For guidance on using our finding aids to make requests for materials, please view our tutorial videos on using finding aids in ArchivesSpace.

Searching the Library Catalog

All of the published materials in Special Collections--rare books, Arkansas items, historic maps, broadsides, university publications--are available to request through the Libraries' catalog. Items ca be requested directly from the catalog, either from the Special Collections homepage or the main Libraries site. Published items can be found and requested from your Aeon account. 

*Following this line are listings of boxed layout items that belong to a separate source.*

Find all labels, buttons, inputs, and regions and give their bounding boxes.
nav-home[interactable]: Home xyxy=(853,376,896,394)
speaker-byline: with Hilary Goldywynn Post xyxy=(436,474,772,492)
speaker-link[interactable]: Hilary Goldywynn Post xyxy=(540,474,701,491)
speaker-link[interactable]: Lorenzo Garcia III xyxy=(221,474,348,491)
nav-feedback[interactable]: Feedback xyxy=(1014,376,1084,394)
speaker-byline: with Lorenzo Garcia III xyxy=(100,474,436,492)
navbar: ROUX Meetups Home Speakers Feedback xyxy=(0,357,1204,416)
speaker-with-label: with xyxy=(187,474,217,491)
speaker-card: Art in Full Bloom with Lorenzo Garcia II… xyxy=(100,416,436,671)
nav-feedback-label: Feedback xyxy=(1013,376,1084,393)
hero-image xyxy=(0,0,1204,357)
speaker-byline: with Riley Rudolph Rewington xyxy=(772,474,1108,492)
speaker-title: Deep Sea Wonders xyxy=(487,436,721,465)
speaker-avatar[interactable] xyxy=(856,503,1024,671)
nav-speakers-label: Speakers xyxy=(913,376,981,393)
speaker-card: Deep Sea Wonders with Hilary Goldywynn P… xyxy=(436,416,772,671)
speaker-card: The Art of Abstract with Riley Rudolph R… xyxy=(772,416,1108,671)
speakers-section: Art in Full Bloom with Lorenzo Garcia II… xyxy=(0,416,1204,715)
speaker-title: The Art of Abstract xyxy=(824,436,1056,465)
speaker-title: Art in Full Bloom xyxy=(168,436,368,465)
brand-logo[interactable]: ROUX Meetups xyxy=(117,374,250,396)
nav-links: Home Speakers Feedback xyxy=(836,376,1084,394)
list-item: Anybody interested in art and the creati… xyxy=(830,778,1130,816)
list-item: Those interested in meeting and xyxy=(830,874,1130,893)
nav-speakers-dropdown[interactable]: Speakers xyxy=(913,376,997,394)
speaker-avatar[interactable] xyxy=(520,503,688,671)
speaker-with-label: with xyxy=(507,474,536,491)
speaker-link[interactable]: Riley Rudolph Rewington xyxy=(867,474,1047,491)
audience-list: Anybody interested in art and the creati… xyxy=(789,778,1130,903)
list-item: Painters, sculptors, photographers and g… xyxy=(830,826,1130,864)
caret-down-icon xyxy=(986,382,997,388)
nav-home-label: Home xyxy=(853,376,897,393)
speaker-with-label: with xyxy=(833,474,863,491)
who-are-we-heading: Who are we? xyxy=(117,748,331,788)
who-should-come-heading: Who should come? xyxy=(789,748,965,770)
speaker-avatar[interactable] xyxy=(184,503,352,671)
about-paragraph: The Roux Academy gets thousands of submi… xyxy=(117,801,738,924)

  1. Once a Special Collections item found in the Library Catalog you want to request, you can select blue button at the top of the right-hand menu that says: "Special Collections Request." 
  2. Requesting a Special Collections item from the catalog opens the Aeon interface. Sign-in or create an Aeon account.
  3. Indicated the dates you will visit the department to access the item.
  4. Press Submit to save your request.  

Daisy Bates Search

Searching for an Archival Collection

Searching with keywords or exact titles of an archives will return the record from the Library Catalog. Here we see the returns when searching "Daisy Bates Papers."

In the Library Catalog record for the Daisy Bates Papers, there is a link to the finding aid. Note the blue button on the upper right that says "Special Collections Request." Click on that button to open the Aeon client interface.   

Bates Memoir

Requesting a Book through the Catalog.

You can also use the Library Catalog to request books and other published materials from Special Collections. These items will often indicate a copy held in the Arkansas Collection or the Rare Books collection, as well as possible copies in other locations.

Click on the blue button that says "Special Collections Request." If other request options are available for copies held in other library areas, the "Special Collections Request" button will be on the bottom. 

The Aeon log-in window will open after you indicate a 'Special Collections Request."

Logging into Aeon

Once you have followed the button in the catalog to make a request for Special Collections material, the Aeon log-in spin will appear. Log-in to complete your request. 

Navigating ArchivesSpace

When you search on a subject or individual from the Special Collections archives search portal, and you find a finding aid, you will select a detailed description with organization of the archives' containers in Archives Space.

In addition to the essential elements of the finding aid, Archives Space provides tabs to view three areas:

  • Collection Overview: Background on the origin of the collection and of rights and access issues. 
  • Collection Organization: how significant portions of the archives have been grouped 
  • Container Inventory: detailed inventory with links to further description of each box contained in the archives.

Finding Aid Bumpers

Reading the Elements of a Finding Aid

All of the archival collections available to researchers in Special Collections have been given "finding aids" to help researchers and understand and access the different materials in the archive.

Important elements of the finding include:

  • Scope and Collection Note (What subject areas are included in the archive)
  • Dates (general date range included in the entire collection)
  • Language
  • Access and use information (If any portions are restricted, notice of that is given here.)
  • Biographical Note (background information on the individuals or groups related to the materials in the archive)
  • Extent (overall size of the archive)
  • Description of the organization and grouping of the primary portions of the archives.
  • Inventory of the all of the containers available to be requested.